The message of hope that the artist wants to present to the publicin bringing his show “Adrift” to the Sala degli Specchi fills the antique walls of Ca’ Zenobio with joy and vitality. On the occasion of this symbolic encounter, a joint triumph over the adversities of life, the Moorat Raphael Armenian College
is pleased to continue its sustained practice of hosting varied and powerful international work, because it is in the name of these essential elements that this culture has always been grounded. This is especially true for them, the Armenians of Venice, who from the time of Mechitar di Sebaste have built out of their teaching, research, culture and art a specific and fundamental system of education and almost, we can say, a way of life.

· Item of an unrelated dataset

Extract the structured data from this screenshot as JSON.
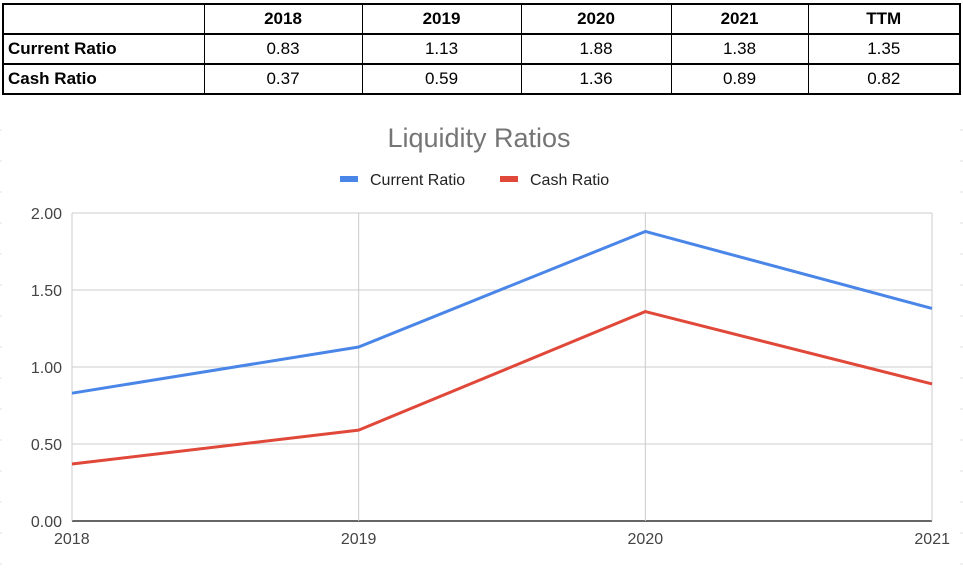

The attack on the World Trade Center on September 11, 2001, in a certain way marked the beginning of a new epoch. On that grim September morning, the collapse of the tallest buildings in New York buried in their rubble the myths of the century that had barely ended. In just a few hours, as the entire world looked on stunned, democracy, religious fundamentalism, and nationalism also collapsed. The United States and the Big Apple, Manhattan, which had been the driving force of a hundred-year dream, became the stage for a terrible awakening. This enormous tragedy accentuated the cultural
and ideological decentralization that had already manifested itself towards the end of the 20th century as a distancing from a certain model, a certain idea.
Their convictions upended, the artists of the second millennium reacted by withdrawing into themselves and their work. The center had collapsed and it was from the periphery that a new beginning would take shape. In the
absence of certainties, there was a move to patiently rebuild hope.
The artistic activity of Justin Peyser revived with a new vigor in 2003 and gathered force precisely in those outer zones of memory that resurge in the unconscious when certainty collapses.
Surfaces become places thanks to the intervention of man. It is this notion that Justin is putting into action in his steel sculptures like Mask-scape and Quilted Landscape.
Surfaces that have been battered, cut, and reassembled in a continuum of space and time. The observer is struck by the circulation through these works of a constant flux of energy, as if the creative drive behind them had itself been imprisoned in the material.